NOTES TO FINANCIAL STATEMENTS
(Continued)
(j) Capital leases
A lease is deemed to be a capital lease if it conforms to any one of the following classification criteria:
(i) the lease transfers ownership of the leased assets to the lessee by the end of the lease term;
(ii) the lease contains a bargain purchase option;
(iii) the lease term is equal to 75% of or more of the total estimated economic life of the leased assets; this
criterion should not be applied to leases in which the leased asset has been used for more than 75% of its
estimated economic life before the lease begins;
(iv) the present value of the rental plus the bargain purchase price or the guaranteed residual value is at least
90% of the fair market value of the leased assets at the inception date of the lease.
For the lessor, a capital lease must also conform to any one of the four classification criteria specified above
and both of the following two further criteria:
(i) collectibility of the lease payments is reasonably predictable; and
(ii) no important uncertainties surround the amount of unreimbursable costs yet to be incurred by the lessor
under the lease.
Under a capital lease, the Company, as the lessee, capitalizes the leased assets based on (a) the present value
of all future installment rental payments (minus executory cost born by lessor) plus bargain purchase price or
lessee's guaranteed residual value or (b) the fair market value of leased assets at the lease inception date,
whichever is lower. The depreciation period is restricted to the lease term, rather than the estimated useful life
of the assets, unless the lease provides for transfer of title or includes a bargain purchase option.

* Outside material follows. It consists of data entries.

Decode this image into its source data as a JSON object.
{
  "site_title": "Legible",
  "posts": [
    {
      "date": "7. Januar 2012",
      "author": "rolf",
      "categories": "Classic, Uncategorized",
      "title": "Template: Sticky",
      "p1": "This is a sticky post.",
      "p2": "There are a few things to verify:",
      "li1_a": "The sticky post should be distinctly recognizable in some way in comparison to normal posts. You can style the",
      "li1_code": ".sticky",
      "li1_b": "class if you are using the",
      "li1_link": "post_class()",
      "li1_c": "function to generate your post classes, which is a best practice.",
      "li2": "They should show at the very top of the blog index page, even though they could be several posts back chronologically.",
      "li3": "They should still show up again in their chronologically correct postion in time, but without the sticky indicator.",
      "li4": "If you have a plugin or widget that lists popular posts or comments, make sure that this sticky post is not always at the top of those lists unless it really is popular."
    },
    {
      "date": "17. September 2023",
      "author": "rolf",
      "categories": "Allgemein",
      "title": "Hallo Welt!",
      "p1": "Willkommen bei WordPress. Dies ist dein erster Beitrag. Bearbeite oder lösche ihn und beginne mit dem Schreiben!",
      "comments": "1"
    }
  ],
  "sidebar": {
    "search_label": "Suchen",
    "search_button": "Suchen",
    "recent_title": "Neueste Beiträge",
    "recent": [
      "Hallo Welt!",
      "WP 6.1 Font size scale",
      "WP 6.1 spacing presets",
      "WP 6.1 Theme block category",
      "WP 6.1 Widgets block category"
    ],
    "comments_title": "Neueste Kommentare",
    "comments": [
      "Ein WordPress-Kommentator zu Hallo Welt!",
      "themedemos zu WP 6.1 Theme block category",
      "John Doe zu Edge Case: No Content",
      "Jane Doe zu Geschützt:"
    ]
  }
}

Under a capital lease, the Company, as the lessor, records all installments plus bargain purchase price or
guaranteed residual value as the lease receivables. The implicit interest rate is used to calculate the present
value of lease receivables as the cost of leased assets transferred. The difference between the total amount of
lease receivables and the cost of leased assets transferred is recognized as unrealized interest income and is
then recognized as realized interest income using the interest method over the lease term.